Geschichte begegnet uns überall: in Schulbüchern, Filmen, auf Social Media oder am Familientisch. Oft klingt es so, als wäre sie klar und eindeutig: «So war es früher». Doch Geschichte ist oft mehr als eine Sammlung von Fakten.
Welches Schulbuch erzählt Geschichte richtig?

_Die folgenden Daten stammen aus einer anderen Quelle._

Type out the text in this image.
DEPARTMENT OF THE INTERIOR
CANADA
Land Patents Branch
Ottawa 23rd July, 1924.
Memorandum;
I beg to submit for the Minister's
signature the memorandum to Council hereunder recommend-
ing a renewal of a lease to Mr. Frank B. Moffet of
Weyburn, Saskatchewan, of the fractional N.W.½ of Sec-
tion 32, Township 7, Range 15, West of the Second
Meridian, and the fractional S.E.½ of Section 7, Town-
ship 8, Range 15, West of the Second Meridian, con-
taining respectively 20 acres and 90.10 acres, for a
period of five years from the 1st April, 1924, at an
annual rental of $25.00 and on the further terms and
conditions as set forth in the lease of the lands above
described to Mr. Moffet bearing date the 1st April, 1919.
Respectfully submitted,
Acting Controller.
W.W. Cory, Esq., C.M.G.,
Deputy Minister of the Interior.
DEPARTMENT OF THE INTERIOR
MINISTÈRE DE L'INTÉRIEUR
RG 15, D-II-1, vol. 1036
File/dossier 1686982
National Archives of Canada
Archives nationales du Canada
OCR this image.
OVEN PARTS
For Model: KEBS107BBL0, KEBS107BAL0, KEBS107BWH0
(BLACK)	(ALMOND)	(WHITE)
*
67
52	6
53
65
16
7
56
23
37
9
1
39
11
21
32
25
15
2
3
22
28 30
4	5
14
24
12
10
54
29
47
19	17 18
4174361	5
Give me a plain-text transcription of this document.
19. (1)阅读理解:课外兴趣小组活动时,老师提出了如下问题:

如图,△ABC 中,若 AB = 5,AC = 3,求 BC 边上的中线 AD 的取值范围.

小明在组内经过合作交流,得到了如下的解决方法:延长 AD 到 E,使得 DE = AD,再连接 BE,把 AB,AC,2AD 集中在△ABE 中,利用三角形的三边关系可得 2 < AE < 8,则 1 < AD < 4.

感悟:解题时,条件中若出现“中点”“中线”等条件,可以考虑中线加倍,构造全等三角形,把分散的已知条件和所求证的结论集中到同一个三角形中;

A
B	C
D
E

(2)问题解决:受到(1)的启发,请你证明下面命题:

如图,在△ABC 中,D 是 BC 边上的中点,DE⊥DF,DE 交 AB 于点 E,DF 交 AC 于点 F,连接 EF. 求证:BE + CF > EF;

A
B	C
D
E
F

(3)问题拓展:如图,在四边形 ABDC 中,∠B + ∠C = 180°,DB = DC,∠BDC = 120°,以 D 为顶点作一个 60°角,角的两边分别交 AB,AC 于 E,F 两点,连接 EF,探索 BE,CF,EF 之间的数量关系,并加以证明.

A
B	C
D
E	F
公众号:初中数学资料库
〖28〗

Was wir über die Vergangenheit wissen, entsteht durch Forschung, Erinnerungen, politische Interessen oder Medien. Unterschiedliche Menschen erzählen Geschichte unterschiedlich – je nachdem, woher sie kommen und was ihnen wichtig ist. Daraus entstehen Erzählungen, die erklären, wie die Welt funktioniert. Sie beeinflussen, wie wir denken, urteilen und handeln. Kennen wir die ganze Wahrheit oder eben nur einen Teil davon?
Die Dokuserie Blast the Past zeigt: Es gibt selten nur eine richtige Version der Vergangenheit. Jede Folge stellt ein Thema des 20. Jahrhunderts aus zwei gegensätzlichen Blickwinkeln dar. So geht es zum Beispiel um die Frage, ob Atomkraft Zukunft oder Gefahr ist. Gerade in den Anfängen der Atomkraftwerke stehen viele Menschen dieser Energie sehr positiv gegenüber.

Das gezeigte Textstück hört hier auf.